Thousands of stranded passengers and motorists were evacuated by army and rescue teams early Tuesday after a snowstorm hit the Greek capital Athens, sowing chaos.

Some 3,000 to 3,500 people were rescued starting late Monday night, while dozens still remain trapped on Attica’s biggest ring road. An estimated 5,000 people spent hours trapped in their cars.

Some left their vehicles on foot, often with young children, according to social media posts.

Some spent more than 20 hours trapped on Attica’s biggest ring road, and since yesterday the army along with the fire department and police have been supplying stranded people in below-freezing temperatures with blankets, water, and food, authorities said.

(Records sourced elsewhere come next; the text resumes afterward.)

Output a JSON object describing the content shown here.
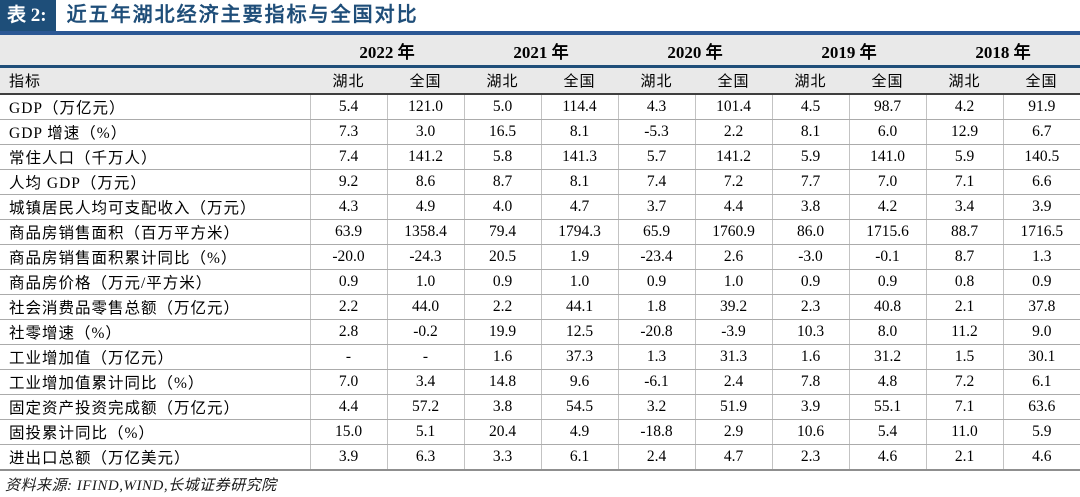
{
  "title": {
    "badge": "表 2:",
    "text": "近五年湖北经济主要指标与全国对比"
  },
  "colors": {
    "accent_navy": "#1F4E79",
    "rule_blue": "#2B5794",
    "header_bg": "#E9E9E9"
  },
  "table": {
    "indicator_header": "指标",
    "years": [
      "2022 年",
      "2021 年",
      "2020 年",
      "2019 年",
      "2018 年"
    ],
    "region_headers": [
      "湖北",
      "全国",
      "湖北",
      "全国",
      "湖北",
      "全国",
      "湖北",
      "全国",
      "湖北",
      "全国"
    ],
    "rows": [
      {
        "label": "GDP（万亿元）",
        "values": [
          "5.4",
          "121.0",
          "5.0",
          "114.4",
          "4.3",
          "101.4",
          "4.5",
          "98.7",
          "4.2",
          "91.9"
        ]
      },
      {
        "label": "GDP 增速（%）",
        "values": [
          "7.3",
          "3.0",
          "16.5",
          "8.1",
          "-5.3",
          "2.2",
          "8.1",
          "6.0",
          "12.9",
          "6.7"
        ]
      },
      {
        "label": "常住人口（千万人）",
        "values": [
          "7.4",
          "141.2",
          "5.8",
          "141.3",
          "5.7",
          "141.2",
          "5.9",
          "141.0",
          "5.9",
          "140.5"
        ]
      },
      {
        "label": "人均 GDP（万元）",
        "values": [
          "9.2",
          "8.6",
          "8.7",
          "8.1",
          "7.4",
          "7.2",
          "7.7",
          "7.0",
          "7.1",
          "6.6"
        ]
      },
      {
        "label": "城镇居民人均可支配收入（万元）",
        "values": [
          "4.3",
          "4.9",
          "4.0",
          "4.7",
          "3.7",
          "4.4",
          "3.8",
          "4.2",
          "3.4",
          "3.9"
        ]
      },
      {
        "label": "商品房销售面积（百万平方米）",
        "values": [
          "63.9",
          "1358.4",
          "79.4",
          "1794.3",
          "65.9",
          "1760.9",
          "86.0",
          "1715.6",
          "88.7",
          "1716.5"
        ]
      },
      {
        "label": "商品房销售面积累计同比（%）",
        "values": [
          "-20.0",
          "-24.3",
          "20.5",
          "1.9",
          "-23.4",
          "2.6",
          "-3.0",
          "-0.1",
          "8.7",
          "1.3"
        ]
      },
      {
        "label": "商品房价格（万元/平方米）",
        "values": [
          "0.9",
          "1.0",
          "0.9",
          "1.0",
          "0.9",
          "1.0",
          "0.9",
          "0.9",
          "0.8",
          "0.9"
        ]
      },
      {
        "label": "社会消费品零售总额（万亿元）",
        "values": [
          "2.2",
          "44.0",
          "2.2",
          "44.1",
          "1.8",
          "39.2",
          "2.3",
          "40.8",
          "2.1",
          "37.8"
        ]
      },
      {
        "label": "社零增速（%）",
        "values": [
          "2.8",
          "-0.2",
          "19.9",
          "12.5",
          "-20.8",
          "-3.9",
          "10.3",
          "8.0",
          "11.2",
          "9.0"
        ]
      },
      {
        "label": "工业增加值（万亿元）",
        "values": [
          "-",
          "-",
          "1.6",
          "37.3",
          "1.3",
          "31.3",
          "1.6",
          "31.2",
          "1.5",
          "30.1"
        ]
      },
      {
        "label": "工业增加值累计同比（%）",
        "values": [
          "7.0",
          "3.4",
          "14.8",
          "9.6",
          "-6.1",
          "2.4",
          "7.8",
          "4.8",
          "7.2",
          "6.1"
        ]
      },
      {
        "label": "固定资产投资完成额（万亿元）",
        "values": [
          "4.4",
          "57.2",
          "3.8",
          "54.5",
          "3.2",
          "51.9",
          "3.9",
          "55.1",
          "7.1",
          "63.6"
        ]
      },
      {
        "label": "固投累计同比（%）",
        "values": [
          "15.0",
          "5.1",
          "20.4",
          "4.9",
          "-18.8",
          "2.9",
          "10.6",
          "5.4",
          "11.0",
          "5.9"
        ]
      },
      {
        "label": "进出口总额（万亿美元）",
        "values": [
          "3.9",
          "6.3",
          "3.3",
          "6.1",
          "2.4",
          "4.7",
          "2.3",
          "4.6",
          "2.1",
          "4.6"
        ]
      }
    ]
  },
  "footer": {
    "source": "资料来源: IFIND,WIND,长城证券研究院"
  }
}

Efforts are still taking place to evacuate the remaining passengers and motorists.

On social media, outraged passengers and motorists lashed out at the government and the private firm managing the ring road for not being prepared.

“The company will take a more detailed stance on the decisions and conditions that led to these unprecedented events after the completion of the cars’ rescue operation,” it said in an announcement.

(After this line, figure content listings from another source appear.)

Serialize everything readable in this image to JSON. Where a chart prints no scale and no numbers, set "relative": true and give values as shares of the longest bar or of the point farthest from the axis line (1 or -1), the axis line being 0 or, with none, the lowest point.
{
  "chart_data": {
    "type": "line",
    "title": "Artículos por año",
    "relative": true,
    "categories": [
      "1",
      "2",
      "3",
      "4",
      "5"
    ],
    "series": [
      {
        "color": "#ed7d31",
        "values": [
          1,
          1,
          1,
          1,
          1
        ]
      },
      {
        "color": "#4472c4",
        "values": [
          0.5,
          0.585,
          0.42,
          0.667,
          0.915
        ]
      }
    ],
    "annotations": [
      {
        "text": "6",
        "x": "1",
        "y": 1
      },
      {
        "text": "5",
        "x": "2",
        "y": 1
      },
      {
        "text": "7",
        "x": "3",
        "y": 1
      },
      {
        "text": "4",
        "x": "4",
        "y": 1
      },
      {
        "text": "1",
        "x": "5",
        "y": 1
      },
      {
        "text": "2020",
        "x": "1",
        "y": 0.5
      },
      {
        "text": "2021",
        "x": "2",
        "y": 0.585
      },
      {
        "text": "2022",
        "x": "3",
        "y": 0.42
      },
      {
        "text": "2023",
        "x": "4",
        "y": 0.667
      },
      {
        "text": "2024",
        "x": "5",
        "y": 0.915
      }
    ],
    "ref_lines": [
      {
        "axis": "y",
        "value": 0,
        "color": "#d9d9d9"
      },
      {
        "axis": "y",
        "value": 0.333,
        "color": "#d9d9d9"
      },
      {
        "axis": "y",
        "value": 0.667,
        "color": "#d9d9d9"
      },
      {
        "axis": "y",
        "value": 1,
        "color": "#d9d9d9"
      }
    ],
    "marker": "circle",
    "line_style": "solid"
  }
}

Speaking on Open TV, Aristophanes Papadimitriou, operations manager of the ring road company, said that “any plan we had was almost impossible to carry out with so many trucks and cars in the network.” He said that trucks were banned from entering the road at 2 p.m. on Monday afternoon.

Conditions were difficult to manage and unprecedented, he said, but admitted that “possibly we delayed.”

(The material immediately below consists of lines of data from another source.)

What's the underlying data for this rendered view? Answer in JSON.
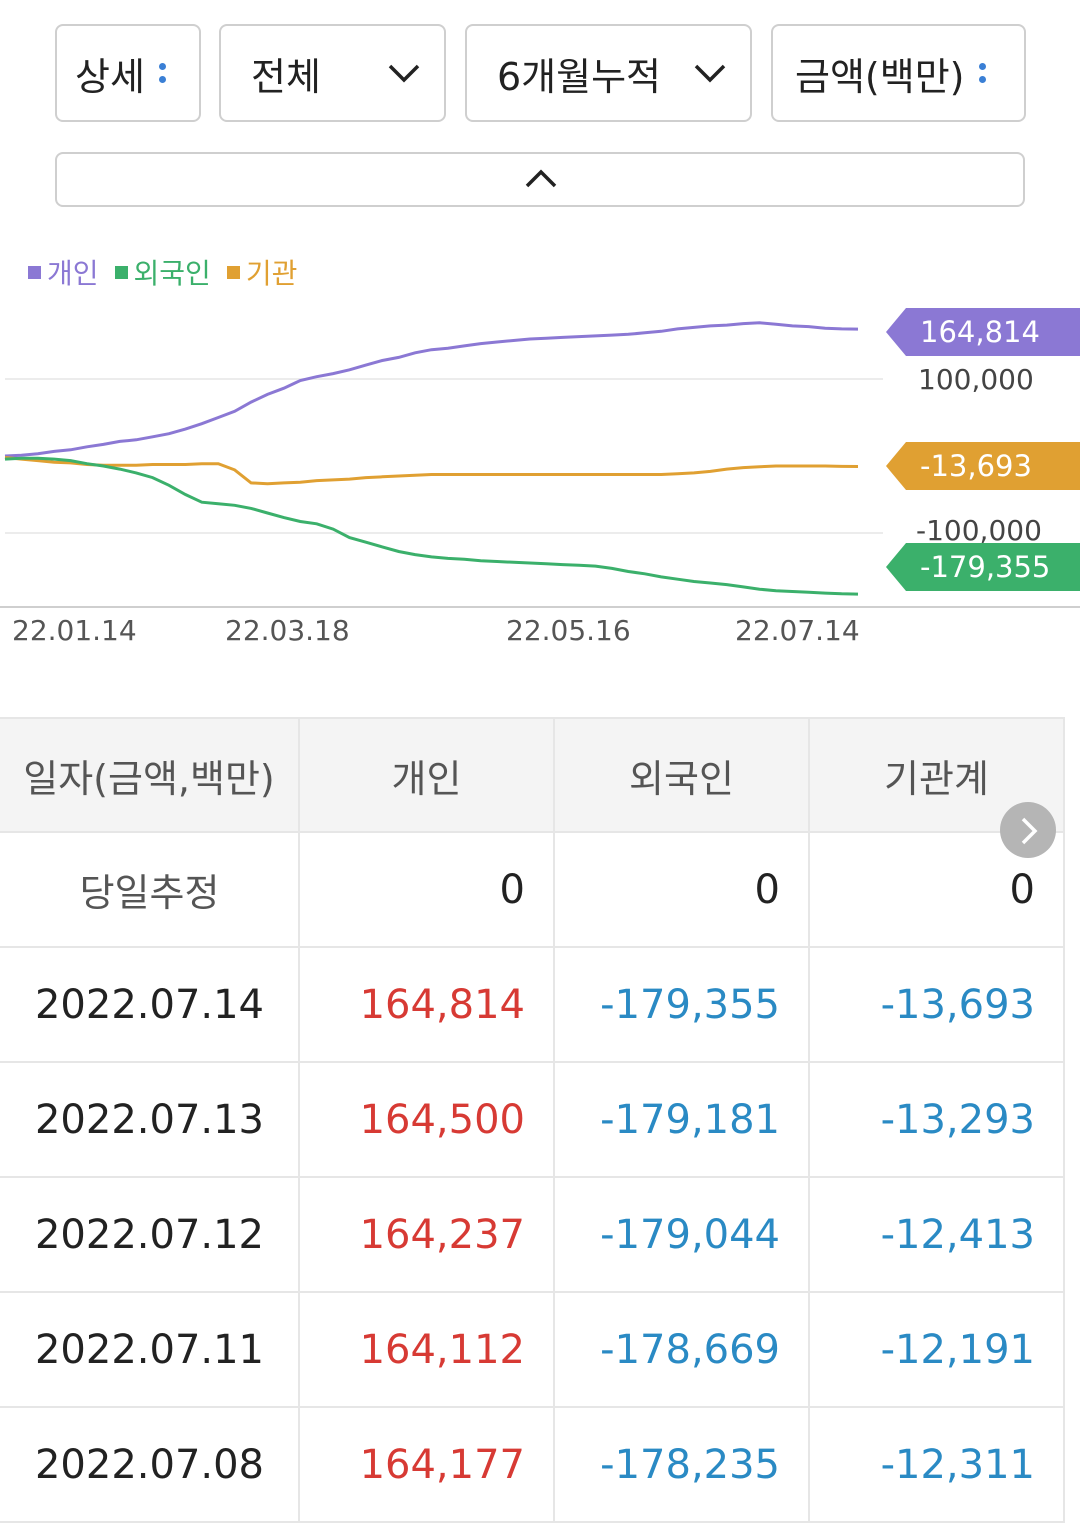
{
  "filters": {
    "detail": "상세",
    "scope": "전체",
    "period": "6개월누적",
    "unit": "금액(백만)"
  },
  "legend": [
    {
      "name": "개인",
      "color": "#8b78d4"
    },
    {
      "name": "외국인",
      "color": "#3bb06b"
    },
    {
      "name": "기관",
      "color": "#e0a032"
    }
  ],
  "chart_data": {
    "type": "line",
    "x_ticks": [
      "22.01.14",
      "22.03.18",
      "22.05.16",
      "22.07.14"
    ],
    "y_ticks": [
      "100,000",
      "-100,000"
    ],
    "ylim": [
      -200000,
      200000
    ],
    "series": [
      {
        "name": "개인",
        "color": "#8b78d4",
        "last_label": "164,814",
        "values": [
          0,
          1000,
          3000,
          6000,
          8000,
          12000,
          15000,
          19000,
          21000,
          25000,
          29000,
          35000,
          42000,
          50000,
          58000,
          70000,
          80000,
          88000,
          98000,
          103000,
          107000,
          112000,
          118000,
          124000,
          128000,
          134000,
          138000,
          140000,
          143000,
          146000,
          148000,
          150000,
          152000,
          153000,
          154000,
          155000,
          156000,
          157000,
          158000,
          160000,
          162000,
          165000,
          167000,
          169000,
          170000,
          172000,
          173000,
          171000,
          169000,
          168000,
          166000,
          165000,
          164814
        ]
      },
      {
        "name": "외국인",
        "color": "#3bb06b",
        "last_label": "-179,355",
        "values": [
          -4000,
          -3000,
          -3000,
          -4000,
          -6000,
          -10000,
          -13000,
          -17000,
          -22000,
          -28000,
          -38000,
          -50000,
          -60000,
          -62000,
          -64000,
          -68000,
          -74000,
          -80000,
          -85000,
          -88000,
          -95000,
          -106000,
          -112000,
          -118000,
          -124000,
          -128000,
          -131000,
          -133000,
          -134000,
          -136000,
          -137000,
          -138000,
          -139000,
          -140000,
          -141000,
          -142000,
          -143000,
          -146000,
          -150000,
          -153000,
          -157000,
          -160000,
          -163000,
          -165000,
          -167000,
          -170000,
          -173000,
          -175000,
          -176000,
          -177000,
          -178000,
          -179000,
          -179355
        ]
      },
      {
        "name": "기관",
        "color": "#e0a032",
        "last_label": "-13,693",
        "values": [
          -2000,
          -4000,
          -6000,
          -8000,
          -9000,
          -11000,
          -12000,
          -12000,
          -12000,
          -11000,
          -11000,
          -11000,
          -10000,
          -10000,
          -18000,
          -35000,
          -36000,
          -35000,
          -34000,
          -32000,
          -31000,
          -30000,
          -28000,
          -27000,
          -26000,
          -25000,
          -24000,
          -24000,
          -24000,
          -24000,
          -24000,
          -24000,
          -24000,
          -24000,
          -24000,
          -24000,
          -24000,
          -24000,
          -24000,
          -24000,
          -24000,
          -23000,
          -22000,
          -20000,
          -17000,
          -15000,
          -14000,
          -13000,
          -13000,
          -13000,
          -13000,
          -13500,
          -13693
        ]
      }
    ]
  },
  "table": {
    "headers": [
      "일자(금액,백만)",
      "개인",
      "외국인",
      "기관계"
    ],
    "estimate": {
      "label": "당일추정",
      "values": [
        "0",
        "0",
        "0"
      ]
    },
    "rows": [
      {
        "date": "2022.07.14",
        "personal": "164,814",
        "foreign": "-179,355",
        "institution": "-13,693"
      },
      {
        "date": "2022.07.13",
        "personal": "164,500",
        "foreign": "-179,181",
        "institution": "-13,293"
      },
      {
        "date": "2022.07.12",
        "personal": "164,237",
        "foreign": "-179,044",
        "institution": "-12,413"
      },
      {
        "date": "2022.07.11",
        "personal": "164,112",
        "foreign": "-178,669",
        "institution": "-12,191"
      },
      {
        "date": "2022.07.08",
        "personal": "164,177",
        "foreign": "-178,235",
        "institution": "-12,311"
      }
    ]
  }
}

“We feel uncomfortable and very bad about what happened. We have never had a problem (like this) in 20 years of operation,” he said.

After a meeting with the company, Prime Minister Kyriakos Mitsotakis announced an agreement for €2,000 reimbursement per stranded car.

A severe snowstorm swept across the country on Monday, blanketing the capital and causing traffic chaos, power cuts in several areas, and cancelled classes.